5. Learning in groups. This way of learning is useful for exploring opinions, attitudes, and beliefs, and for building collaboration skills. If a videotape of your training is available you can watch it, alone or with a mentor, to see what you notice about your participation. Self-assessment can focus on changes that may have occurred internally for you—a new awareness of something in yourself or others, a changed attitude, or a modified belief. You may notice new communication or collaboration skills that you are bringing to your workplace group or team. You can ask colleagues if they notice any changes in you, and you can monitor your own group participation carefully. In general, the learning outcomes from groups and teams may be less tangible than from other ways of learning, so it may be especially important to ask yourself if you can put into words what you learned.

6. Learning to perform. This way of learning enables you to practice tasks that might otherwise have high risk in real life. The assessment involves seeing how close you can come to the desired live performance. Unlike other forms of assessment where it is necessary to step back and do some additional activity to see if learning occurred, in this instance the learning is demonstrated in the performing. The role plays, dramatic scenarios, and simulations are the assessment. Presumably practice makes perfect, so the key to assessment here is in gaining feedback from the facilitator and the other participants about your performance. What you hope to uncover are the strengths and weaknesses in your performance, and the critical points at which improvements could be made.

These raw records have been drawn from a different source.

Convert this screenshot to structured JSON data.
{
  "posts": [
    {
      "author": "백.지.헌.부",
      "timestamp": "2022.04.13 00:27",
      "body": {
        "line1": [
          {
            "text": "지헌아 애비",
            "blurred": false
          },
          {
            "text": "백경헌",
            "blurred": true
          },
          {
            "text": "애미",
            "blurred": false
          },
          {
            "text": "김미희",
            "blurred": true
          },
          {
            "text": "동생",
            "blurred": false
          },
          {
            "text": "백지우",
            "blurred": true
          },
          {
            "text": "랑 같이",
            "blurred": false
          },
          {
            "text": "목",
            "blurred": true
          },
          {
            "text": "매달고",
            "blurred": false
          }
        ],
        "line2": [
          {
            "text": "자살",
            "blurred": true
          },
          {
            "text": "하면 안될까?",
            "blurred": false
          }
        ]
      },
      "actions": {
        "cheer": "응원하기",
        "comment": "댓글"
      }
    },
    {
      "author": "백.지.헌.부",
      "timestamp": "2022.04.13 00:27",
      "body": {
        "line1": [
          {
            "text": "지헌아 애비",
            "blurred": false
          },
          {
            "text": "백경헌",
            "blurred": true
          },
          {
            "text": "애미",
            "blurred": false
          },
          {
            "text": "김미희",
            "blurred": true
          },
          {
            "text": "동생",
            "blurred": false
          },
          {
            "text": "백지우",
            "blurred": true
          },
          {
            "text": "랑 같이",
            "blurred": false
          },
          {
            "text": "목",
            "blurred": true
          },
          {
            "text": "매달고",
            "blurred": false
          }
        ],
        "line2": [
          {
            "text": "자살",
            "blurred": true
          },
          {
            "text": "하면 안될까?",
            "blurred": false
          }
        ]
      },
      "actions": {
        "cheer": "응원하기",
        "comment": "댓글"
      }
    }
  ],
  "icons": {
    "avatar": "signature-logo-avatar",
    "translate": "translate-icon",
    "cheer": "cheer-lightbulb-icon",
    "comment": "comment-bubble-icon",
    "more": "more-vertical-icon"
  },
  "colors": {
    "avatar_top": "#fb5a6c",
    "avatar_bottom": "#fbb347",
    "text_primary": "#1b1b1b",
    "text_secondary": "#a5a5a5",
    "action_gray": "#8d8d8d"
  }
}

7. Learning from experience. This way of learning uses all of the senses and the multitrack processing capabilities of the brain to pull learning out of experience. The assessment should address the question: What did you learn from this particular experience? Because this way of learning is enhanced through reflection, the various types of mechanisms you use—talking with a mentor, writing about your experience, or presenting your experience to others—are all rich in opportunities for self-assessment. Your efforts to make meaning of your experience are the assessment.

Efforts to assess your learning should be driven by the way of learning itself. Avoid inappropriate assessment methods—for example, testing factual recall to see what was learned from a group process, or testing problem-solving ability when the goal was only to understand and remember the information. Make sure that the assessment fits the learning, is representative of the total range of things learned, is of the right level of difficulty, and produces results that are actually useful to you in some important way.

Time Out

Think of a formal or informal learning experience you were engaged in recently. Did you learn anything? How do you know? Could you design some activities for assessing more carefully your learning in that situation? What would you do?

Managing your own learning also involves taking charge of the overall arrangements for learning. This includes, when you have a choice, selecting the right way of learning for getting desired results. When you have no choice, it means finding ways to maximize your learning anyway. It also includes managing the intensity, frequency, and duration of the experience for high impact, and assessing carefully what learning has taken place. Like a good cook, you will select the right ingredients for learning, use them in proper amounts, mix them expertly, and check frequently for taste.